WHILE PASTOR at a church in Connecticut, he became frustrated with the church’s inability to deal with antiwar protest. And, burned out from involvement in dozens of boards and committees, he quit the ministry and taught English at the University of Maryland for three years. Miller also journeyed to India to study with yoga teachers and to Nepal to tackle Mount Everest, where he realized the “spiritual gifts of humanity as a whole” and broke away from some of his Christian provincialism.

Miller later returned to the ministry, then quit after his coming out, and eventually filled in as pastor at an ailing Disciples of Christ church in Eureka. Two years later, a search committee for San Jose’s First Christian Church caught wind of his success in Eureka. Although there was no nucleus of gay members in San Jose at the time. Miller says the congregation accepted his sexual orientation, seeing it as an issue of justice. Now, a “Gay and Lesbian Affirming Disciples” group meets at the church monthly.

The church – a founding member of the San Jose Urban Ministry, now named Innvision – calls itself a “Shalom” congregation. The Hebrew word means peace for justice and the well-being of the total community. Still, the church doesn’t operate as an “adjunct liberal Democratic club,” Miller says: Republicans are most welcome.

During his tenure, the congregation’s ethnic diversity has increased and its median age has dropped, says Miller, whose 27-year-old son lives in Cleveland. About half of the membership and most of the members of the church board have joined in the last five years. Sunday service attendance averages about 100 out of 160 actively participating members. While the numbers haven’t really increased since before his arrival, Miller says the congregation has gained vitality.

He struggled hard to persuade the local region of 70 Disciples of Christ congregations to pass a statement declaring the churches as being open and welcoming to gay members and pastors. The assembly deferred the statement the first year, and Miller was crushed.

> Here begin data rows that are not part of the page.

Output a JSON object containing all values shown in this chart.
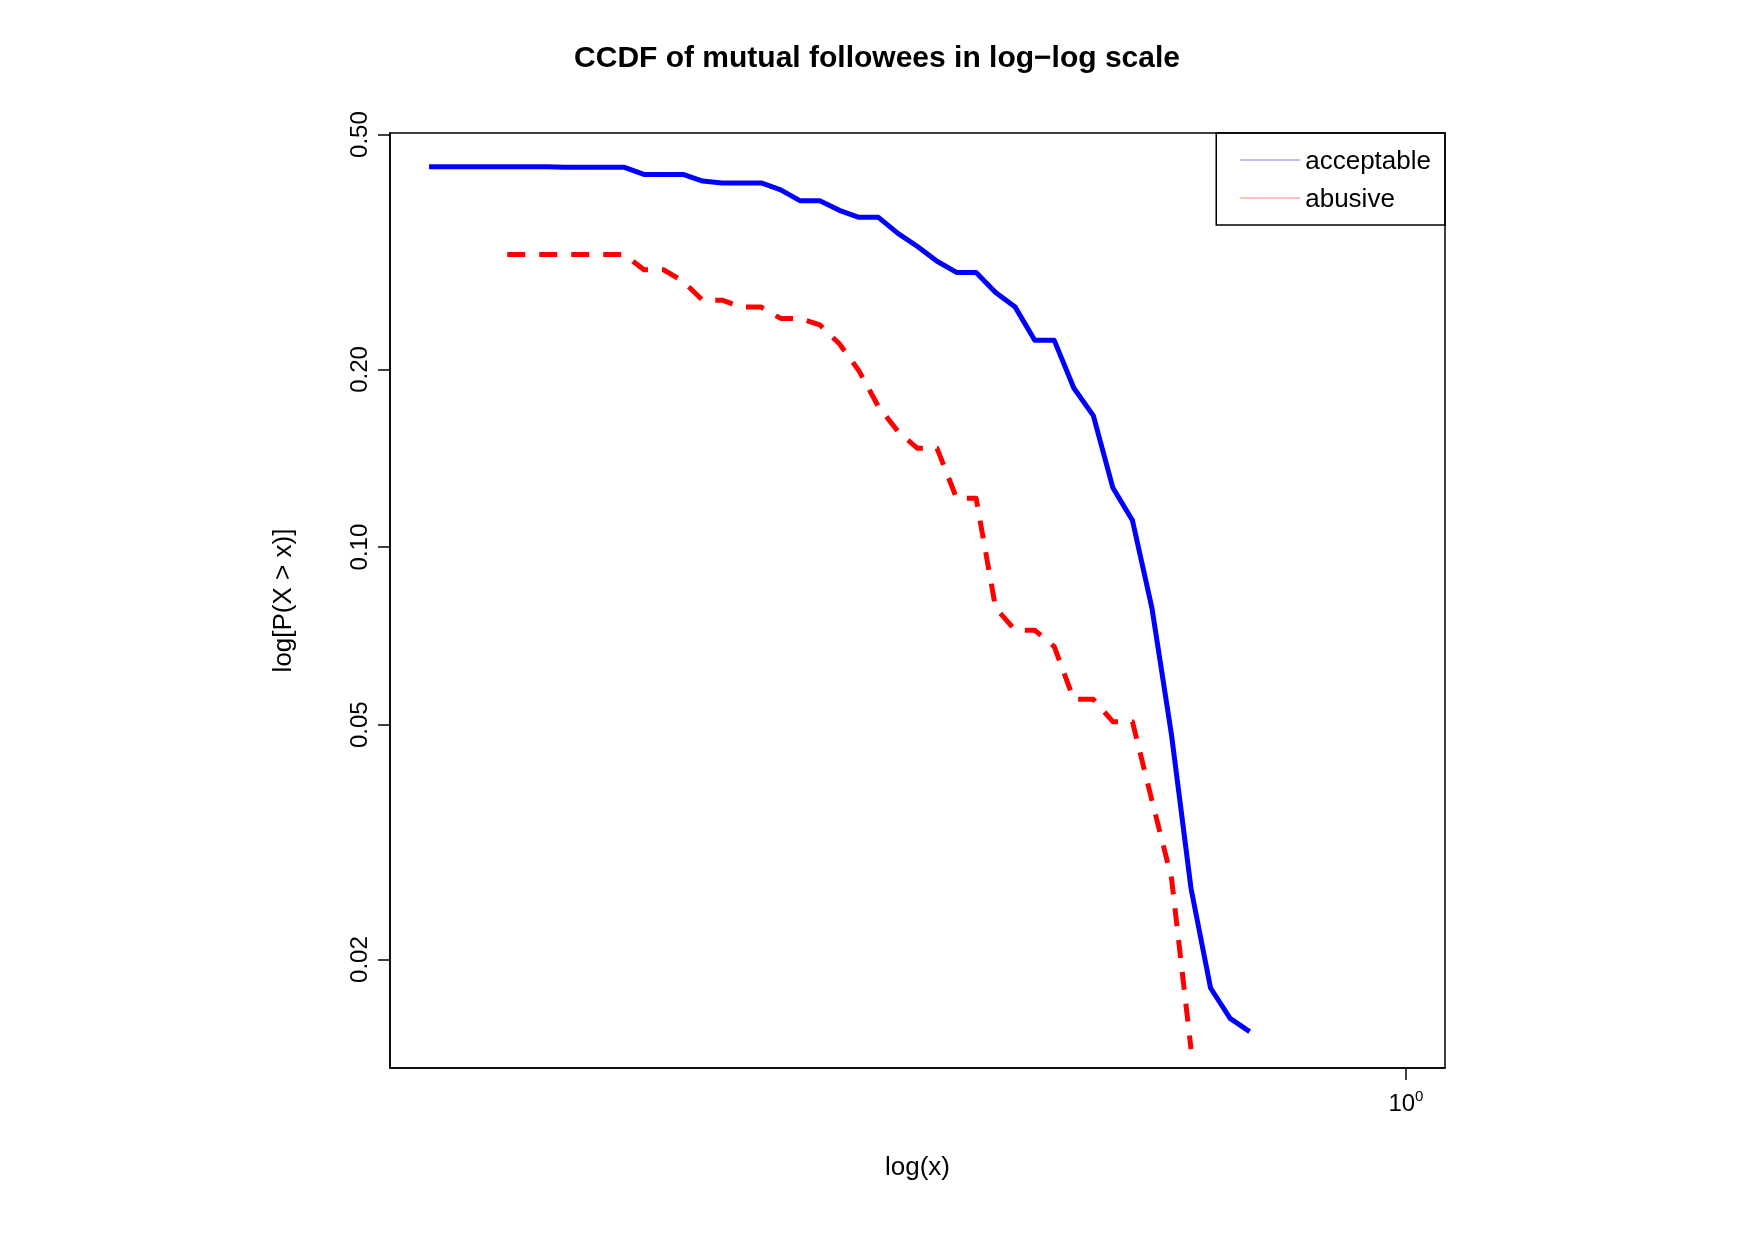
{
  "chart_data": {
    "type": "line",
    "title": "CCDF of mutual followees in log−log scale",
    "xlabel": "log(x)",
    "ylabel": "log[P(X > x)]",
    "log": "y",
    "grid": false,
    "legend": "top right",
    "marker": "none",
    "categories": [
      null,
      null,
      null,
      null,
      null,
      null,
      null,
      null,
      null,
      null,
      null,
      null,
      null,
      null,
      null,
      null,
      null,
      null,
      null,
      null,
      null,
      null,
      null,
      null,
      null,
      null,
      null,
      null,
      null,
      null,
      null,
      null,
      null,
      null,
      null,
      null,
      null,
      null,
      null,
      null,
      null,
      null,
      null,
      null,
      null,
      null,
      null,
      null,
      null,
      null,
      null,
      null,
      "10$^{0}$",
      null,
      null
    ],
    "ylim": [
      0.0131,
      0.503
    ],
    "yticks": [
      {
        "value": 0.02,
        "label": "0.02"
      },
      {
        "value": 0.05,
        "label": "0.05"
      },
      {
        "value": 0.1,
        "label": "0.10"
      },
      {
        "value": 0.2,
        "label": "0.20"
      },
      {
        "value": 0.5,
        "label": "0.50"
      }
    ],
    "series": [
      {
        "name": "acceptable",
        "color": "#0000ff",
        "line_style": "solid",
        "values": [
          null,
          null,
          0.441,
          0.441,
          0.441,
          0.441,
          0.441,
          0.441,
          0.441,
          0.44,
          0.44,
          0.44,
          0.44,
          0.428,
          0.428,
          0.428,
          0.417,
          0.414,
          0.414,
          0.414,
          0.403,
          0.386,
          0.386,
          0.372,
          0.362,
          0.362,
          0.34,
          0.323,
          0.305,
          0.292,
          0.292,
          0.27,
          0.255,
          0.224,
          0.224,
          0.186,
          0.167,
          0.126,
          0.111,
          0.0788,
          0.0481,
          0.0264,
          0.0179,
          0.0159,
          0.0151,
          null,
          null,
          null,
          null,
          null,
          null,
          null,
          null,
          null,
          null
        ]
      },
      {
        "name": "abusive",
        "color": "#ff0000",
        "line_style": "dashed",
        "values": [
          null,
          null,
          null,
          null,
          null,
          null,
          0.313,
          0.313,
          0.313,
          0.313,
          0.313,
          0.313,
          0.313,
          0.295,
          0.295,
          0.282,
          0.262,
          0.262,
          0.255,
          0.255,
          0.244,
          0.244,
          0.238,
          0.221,
          0.199,
          0.173,
          0.157,
          0.147,
          0.147,
          0.121,
          0.121,
          0.0788,
          0.0723,
          0.0723,
          0.0678,
          0.0552,
          0.0552,
          0.0506,
          0.0506,
          0.0372,
          0.0275,
          0.0141,
          null,
          null,
          null,
          null,
          null,
          null,
          null,
          null,
          null,
          null,
          null,
          null,
          null
        ]
      }
    ]
  }
}
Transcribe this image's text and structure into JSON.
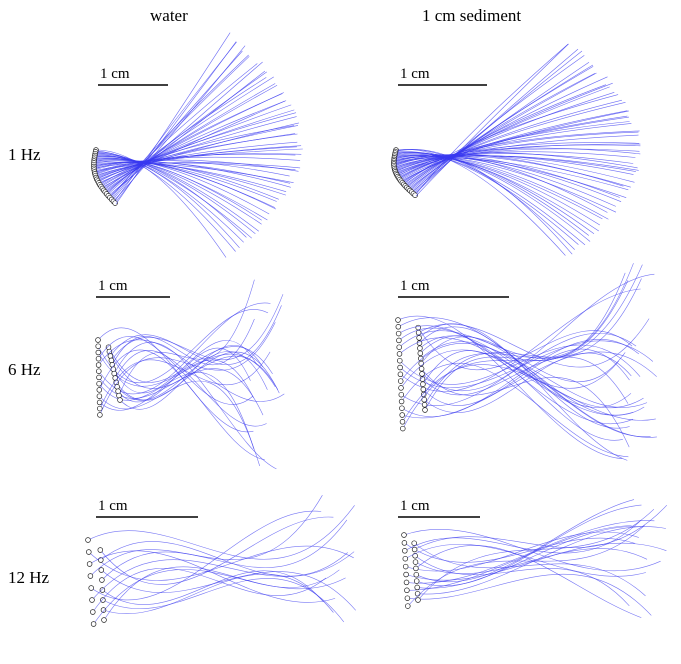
{
  "columns": [
    "water",
    "1 cm sediment"
  ],
  "rows": [
    "1 Hz",
    "6 Hz",
    "12 Hz"
  ],
  "scale_bar_label": "1 cm",
  "colors": {
    "ray": "#3a3af0",
    "marker": "#222222",
    "scale_bar": "#000000"
  },
  "panels": [
    {
      "row": 0,
      "col": 0,
      "style": "focus",
      "rays": 60
    },
    {
      "row": 0,
      "col": 1,
      "style": "focus",
      "rays": 60
    },
    {
      "row": 1,
      "col": 0,
      "style": "sweep",
      "rays": 26
    },
    {
      "row": 1,
      "col": 1,
      "style": "sweep",
      "rays": 34
    },
    {
      "row": 2,
      "col": 0,
      "style": "sweep",
      "rays": 16
    },
    {
      "row": 2,
      "col": 1,
      "style": "sweep",
      "rays": 20
    }
  ]
}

But the next year, after members of his church and a few others visited every congregation to dispense. education about homophobia, the statement passed by more than 90 percent of the vote.

But Miller’s work continues. Several gay and lesbian members of his congregation are ordained and would like to serve as pastors elsewhere but are hitting an invisible barrier of homophobia at area congregations, which vote for their own ministers.

Miller, who met Martin Luther King Jr. a few times and joined the March on Washington, likes to quote from King’s “Letter from Birmingham Jail,” which calls for the church to be “not the taillights but the headlights” for social transformation and justice.

Miller’s own “9.5 Theses for a New Reformation” – reduced from King’s famous 95 Theses to appeal to today’s shorter attention span – call for a rediscovery of the “radical tension” between the values of Jesus and of conventional society. They also espouse a reverence to the planet as a living organism, a refusal to worship the flags of nations and an affirmation of the diversity of human sexuality.

In his theses, Miller also urges acceptance of the motto “semper reformanda” – “always reforming” – even though he cannot predict where that reformation will lead American religion in the years ahead.